What I am coming to understand about what it is like to be a normally functioning adult who is without language resonates with my experience of arising only. I am not speaking of Genie here, but someone like Ildefonso used to be. Language is so overwhelmingly loud in our day-to-day experience of life that digging under the noise to the quiet body of experience that we all walk with ceaselessly is horribly difficult. I was lucky in that the abnormal wiring of my brain has made it relatively easy to trigger that rapture. Still, I don’t really think what we want is to live that way. Damn hard to work with no sense of self. Ildefonso cried when he discovered the power of naming.

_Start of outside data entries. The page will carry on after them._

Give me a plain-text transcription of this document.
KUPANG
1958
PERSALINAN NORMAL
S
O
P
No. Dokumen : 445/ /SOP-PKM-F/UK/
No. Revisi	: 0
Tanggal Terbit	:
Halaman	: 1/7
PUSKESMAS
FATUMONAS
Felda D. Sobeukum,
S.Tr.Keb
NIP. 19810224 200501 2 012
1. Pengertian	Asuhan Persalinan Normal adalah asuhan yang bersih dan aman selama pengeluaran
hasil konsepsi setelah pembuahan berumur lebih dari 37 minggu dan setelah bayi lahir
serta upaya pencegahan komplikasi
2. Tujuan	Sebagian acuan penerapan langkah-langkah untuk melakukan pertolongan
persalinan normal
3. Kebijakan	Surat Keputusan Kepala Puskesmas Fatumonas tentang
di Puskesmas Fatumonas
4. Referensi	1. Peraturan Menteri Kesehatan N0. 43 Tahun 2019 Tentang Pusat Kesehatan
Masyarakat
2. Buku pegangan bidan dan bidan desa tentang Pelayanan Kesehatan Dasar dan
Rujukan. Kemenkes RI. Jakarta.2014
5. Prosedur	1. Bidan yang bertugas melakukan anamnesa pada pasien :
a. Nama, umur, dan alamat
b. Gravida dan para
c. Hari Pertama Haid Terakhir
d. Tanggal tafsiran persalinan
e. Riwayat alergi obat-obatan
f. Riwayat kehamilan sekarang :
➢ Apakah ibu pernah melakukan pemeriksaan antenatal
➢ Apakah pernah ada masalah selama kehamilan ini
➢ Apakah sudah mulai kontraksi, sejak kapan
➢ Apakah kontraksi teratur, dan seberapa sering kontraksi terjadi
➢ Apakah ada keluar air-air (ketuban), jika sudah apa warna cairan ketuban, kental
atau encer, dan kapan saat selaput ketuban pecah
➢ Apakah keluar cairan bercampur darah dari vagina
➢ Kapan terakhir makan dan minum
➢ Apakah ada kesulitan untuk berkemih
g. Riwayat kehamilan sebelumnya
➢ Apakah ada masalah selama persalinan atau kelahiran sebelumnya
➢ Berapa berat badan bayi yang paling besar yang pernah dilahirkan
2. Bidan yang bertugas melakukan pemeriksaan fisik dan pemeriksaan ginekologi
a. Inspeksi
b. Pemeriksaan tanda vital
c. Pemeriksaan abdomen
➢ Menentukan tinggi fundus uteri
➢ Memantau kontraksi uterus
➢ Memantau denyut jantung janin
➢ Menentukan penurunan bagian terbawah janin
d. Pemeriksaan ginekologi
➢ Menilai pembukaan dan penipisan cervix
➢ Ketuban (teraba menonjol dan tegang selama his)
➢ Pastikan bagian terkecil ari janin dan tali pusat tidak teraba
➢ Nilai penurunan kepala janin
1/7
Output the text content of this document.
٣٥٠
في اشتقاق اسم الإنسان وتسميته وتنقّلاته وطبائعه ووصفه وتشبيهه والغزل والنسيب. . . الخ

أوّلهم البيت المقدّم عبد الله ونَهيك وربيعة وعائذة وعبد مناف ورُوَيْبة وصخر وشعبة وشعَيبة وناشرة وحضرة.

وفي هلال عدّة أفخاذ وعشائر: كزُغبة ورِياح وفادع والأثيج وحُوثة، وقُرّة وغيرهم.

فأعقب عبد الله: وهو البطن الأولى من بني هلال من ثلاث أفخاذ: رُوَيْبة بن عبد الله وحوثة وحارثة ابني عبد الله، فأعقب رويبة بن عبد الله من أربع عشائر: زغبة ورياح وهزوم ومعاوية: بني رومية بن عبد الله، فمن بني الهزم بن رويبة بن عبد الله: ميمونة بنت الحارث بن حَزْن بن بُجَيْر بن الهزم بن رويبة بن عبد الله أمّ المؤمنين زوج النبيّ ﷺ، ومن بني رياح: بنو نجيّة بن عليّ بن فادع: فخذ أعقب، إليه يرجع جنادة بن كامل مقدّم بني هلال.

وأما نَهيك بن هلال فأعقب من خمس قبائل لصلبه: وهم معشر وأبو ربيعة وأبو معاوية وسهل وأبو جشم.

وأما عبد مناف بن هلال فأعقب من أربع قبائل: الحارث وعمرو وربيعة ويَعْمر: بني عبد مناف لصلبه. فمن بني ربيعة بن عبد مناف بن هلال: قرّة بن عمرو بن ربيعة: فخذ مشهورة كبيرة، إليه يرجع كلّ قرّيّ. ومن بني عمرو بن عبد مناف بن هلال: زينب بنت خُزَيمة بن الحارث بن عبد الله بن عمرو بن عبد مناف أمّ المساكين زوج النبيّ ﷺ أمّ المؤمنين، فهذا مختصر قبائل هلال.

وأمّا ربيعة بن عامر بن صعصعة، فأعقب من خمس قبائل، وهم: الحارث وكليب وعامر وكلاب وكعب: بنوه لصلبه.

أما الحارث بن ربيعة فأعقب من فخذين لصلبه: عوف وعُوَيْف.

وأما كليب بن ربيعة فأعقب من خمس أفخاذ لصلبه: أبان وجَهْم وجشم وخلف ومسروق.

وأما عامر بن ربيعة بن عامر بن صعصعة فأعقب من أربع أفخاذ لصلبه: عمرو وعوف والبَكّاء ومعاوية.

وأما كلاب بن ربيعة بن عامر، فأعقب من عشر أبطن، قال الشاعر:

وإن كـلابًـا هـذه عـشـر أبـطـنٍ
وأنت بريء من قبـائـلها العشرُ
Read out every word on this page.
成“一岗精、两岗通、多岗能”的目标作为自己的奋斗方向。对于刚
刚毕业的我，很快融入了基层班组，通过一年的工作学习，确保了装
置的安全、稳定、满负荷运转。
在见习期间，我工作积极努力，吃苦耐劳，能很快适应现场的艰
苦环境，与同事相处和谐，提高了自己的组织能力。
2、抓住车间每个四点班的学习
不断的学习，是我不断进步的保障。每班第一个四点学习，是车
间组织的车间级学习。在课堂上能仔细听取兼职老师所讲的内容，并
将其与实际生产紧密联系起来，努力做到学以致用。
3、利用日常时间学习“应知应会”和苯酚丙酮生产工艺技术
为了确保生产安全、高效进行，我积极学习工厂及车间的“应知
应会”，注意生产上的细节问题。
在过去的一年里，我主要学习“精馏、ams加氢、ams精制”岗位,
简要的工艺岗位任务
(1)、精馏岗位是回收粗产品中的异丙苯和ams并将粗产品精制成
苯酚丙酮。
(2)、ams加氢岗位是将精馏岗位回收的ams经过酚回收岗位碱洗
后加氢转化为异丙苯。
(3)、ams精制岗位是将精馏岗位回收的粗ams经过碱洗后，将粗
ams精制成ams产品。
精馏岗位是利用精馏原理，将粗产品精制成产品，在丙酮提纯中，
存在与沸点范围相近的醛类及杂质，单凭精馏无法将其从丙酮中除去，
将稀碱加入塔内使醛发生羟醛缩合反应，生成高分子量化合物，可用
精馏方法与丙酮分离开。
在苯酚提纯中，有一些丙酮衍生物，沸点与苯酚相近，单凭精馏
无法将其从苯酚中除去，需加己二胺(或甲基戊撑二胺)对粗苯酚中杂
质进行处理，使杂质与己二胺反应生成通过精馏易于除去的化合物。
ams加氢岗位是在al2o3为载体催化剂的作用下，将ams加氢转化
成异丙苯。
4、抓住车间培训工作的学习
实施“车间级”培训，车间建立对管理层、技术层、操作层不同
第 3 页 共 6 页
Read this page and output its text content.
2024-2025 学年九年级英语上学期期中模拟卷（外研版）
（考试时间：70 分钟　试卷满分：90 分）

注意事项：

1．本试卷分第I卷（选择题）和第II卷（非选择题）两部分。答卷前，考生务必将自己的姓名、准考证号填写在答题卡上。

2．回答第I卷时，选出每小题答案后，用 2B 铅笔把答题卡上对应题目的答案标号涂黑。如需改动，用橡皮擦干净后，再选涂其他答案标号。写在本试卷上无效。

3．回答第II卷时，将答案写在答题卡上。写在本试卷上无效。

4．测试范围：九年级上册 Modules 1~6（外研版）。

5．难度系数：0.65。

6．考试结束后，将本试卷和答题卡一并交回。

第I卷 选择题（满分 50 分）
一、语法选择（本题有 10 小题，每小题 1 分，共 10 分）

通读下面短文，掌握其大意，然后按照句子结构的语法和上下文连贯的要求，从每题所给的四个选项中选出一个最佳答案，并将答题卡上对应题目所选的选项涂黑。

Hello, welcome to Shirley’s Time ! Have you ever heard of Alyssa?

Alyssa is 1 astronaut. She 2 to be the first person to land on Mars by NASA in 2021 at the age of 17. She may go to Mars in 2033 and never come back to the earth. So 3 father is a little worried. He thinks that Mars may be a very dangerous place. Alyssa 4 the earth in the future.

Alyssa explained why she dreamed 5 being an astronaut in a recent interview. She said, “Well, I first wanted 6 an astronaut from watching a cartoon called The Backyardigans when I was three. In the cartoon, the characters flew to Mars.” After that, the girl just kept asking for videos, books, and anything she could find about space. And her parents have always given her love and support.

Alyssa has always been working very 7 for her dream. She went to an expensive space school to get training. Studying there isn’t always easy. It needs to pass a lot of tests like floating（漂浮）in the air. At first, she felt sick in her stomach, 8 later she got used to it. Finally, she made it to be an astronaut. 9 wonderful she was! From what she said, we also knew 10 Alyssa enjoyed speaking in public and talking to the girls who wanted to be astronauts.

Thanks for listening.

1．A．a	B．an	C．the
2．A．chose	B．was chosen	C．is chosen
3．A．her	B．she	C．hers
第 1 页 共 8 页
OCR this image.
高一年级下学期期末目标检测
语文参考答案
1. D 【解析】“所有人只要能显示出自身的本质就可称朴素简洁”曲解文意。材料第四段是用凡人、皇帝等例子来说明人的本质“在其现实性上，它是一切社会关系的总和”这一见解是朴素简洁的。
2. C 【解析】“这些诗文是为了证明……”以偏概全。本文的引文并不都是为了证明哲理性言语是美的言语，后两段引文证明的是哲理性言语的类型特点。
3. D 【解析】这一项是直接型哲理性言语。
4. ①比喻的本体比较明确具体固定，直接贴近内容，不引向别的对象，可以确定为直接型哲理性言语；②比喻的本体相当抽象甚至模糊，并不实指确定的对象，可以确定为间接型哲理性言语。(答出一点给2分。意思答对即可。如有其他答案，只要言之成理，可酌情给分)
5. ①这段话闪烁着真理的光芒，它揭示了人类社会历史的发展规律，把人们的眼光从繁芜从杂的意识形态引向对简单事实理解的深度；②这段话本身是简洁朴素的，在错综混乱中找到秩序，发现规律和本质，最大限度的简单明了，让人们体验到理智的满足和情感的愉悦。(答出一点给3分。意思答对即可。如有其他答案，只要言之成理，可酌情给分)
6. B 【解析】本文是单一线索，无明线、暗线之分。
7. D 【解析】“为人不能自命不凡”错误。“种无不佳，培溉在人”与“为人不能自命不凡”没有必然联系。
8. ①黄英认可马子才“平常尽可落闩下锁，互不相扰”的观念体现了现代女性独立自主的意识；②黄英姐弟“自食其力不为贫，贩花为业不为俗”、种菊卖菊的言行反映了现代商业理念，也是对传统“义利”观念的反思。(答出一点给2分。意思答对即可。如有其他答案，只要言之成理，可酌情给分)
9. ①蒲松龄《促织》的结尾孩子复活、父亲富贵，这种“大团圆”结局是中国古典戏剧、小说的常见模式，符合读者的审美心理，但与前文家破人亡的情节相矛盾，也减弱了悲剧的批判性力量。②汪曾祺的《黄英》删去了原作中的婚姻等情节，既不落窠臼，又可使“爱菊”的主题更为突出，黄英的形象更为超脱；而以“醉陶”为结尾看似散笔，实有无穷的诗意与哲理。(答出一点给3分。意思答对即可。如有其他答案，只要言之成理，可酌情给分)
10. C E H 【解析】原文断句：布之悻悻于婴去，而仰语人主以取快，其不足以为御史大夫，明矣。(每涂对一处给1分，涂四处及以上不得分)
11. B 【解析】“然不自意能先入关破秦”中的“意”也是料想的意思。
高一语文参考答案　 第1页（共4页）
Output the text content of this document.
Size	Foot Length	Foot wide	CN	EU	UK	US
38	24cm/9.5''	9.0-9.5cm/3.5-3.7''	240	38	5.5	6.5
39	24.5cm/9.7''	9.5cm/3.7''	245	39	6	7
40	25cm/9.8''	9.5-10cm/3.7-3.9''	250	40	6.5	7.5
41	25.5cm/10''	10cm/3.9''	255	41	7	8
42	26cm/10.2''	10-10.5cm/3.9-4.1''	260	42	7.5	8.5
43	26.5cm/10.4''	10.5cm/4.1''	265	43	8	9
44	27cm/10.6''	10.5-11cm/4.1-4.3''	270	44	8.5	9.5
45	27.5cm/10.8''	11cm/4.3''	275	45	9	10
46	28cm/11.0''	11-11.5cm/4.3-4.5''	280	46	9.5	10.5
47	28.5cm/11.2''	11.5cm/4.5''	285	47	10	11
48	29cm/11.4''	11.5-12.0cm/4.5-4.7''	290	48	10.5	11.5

My niece, on discovering the same, went perfectly still, her body tensing then releasing with the wonder and power of the idea that a hand shape and movement meant all those green things hanging from the apple tree. Humans need language to operate at full capacity. We need a limited, bounded universe to enable social interaction. What we really want is an on off switch that allows us to inhabit arising only (our bodies) when we need to put off the yammering mind. Or even better, two sets of ears or hands, one that lets us language away and one that is tuned to the silent roar that is arising only.
But anyway, this last bit is entirely my own peregrination around what Katagiri has to say. You can see that I have no choice but to understand arising only based on my own experiences and intellectual history. And of course this means that I am almost certainly misstepping since I am deeply noun-centric. Oh well, we can but start.
Qunqun!
On to section two.


August 13th, 2011 at 8:57 pm
One can’t see beyond ones’ view of the world. Language gives us some limited bridge to the world, but there’s no beating embodied experience, I suppose. Yet our society places a lower value on these experiences than abstract expression…or bureaucracy!
August 14th, 2011 at 8:50 am
One can’t see the world without one’s limitations. Can’t see at all without eyes.
I try to be careful of how I think about the “limits” question. It’s just that so much of our narrative understanding of what it means to be human is based on that old idea that the soul is trapped by the material body and that without it the ghost of self floats free, seeing everything and knowing god. Garbage of course, but a deep assumption that infects our sense of the word “limit”.
I think that the question of whether we can ever really grasp the world directly is misleading because of the weight “limit” carries. Does one need to perceive all forms in order to perceive a single form? Probably not. Do we need to perceive all frequencies to think we perceive the world directly? If we think this then nothing that perceives perceives the world directly because perceptual organs are systematizers of frequency. They create a filter to categorize a vast sea of data and order it in ways that promote the biological value of that organism. That seems pretty direct to me and this directness is because of the limitations not despite them.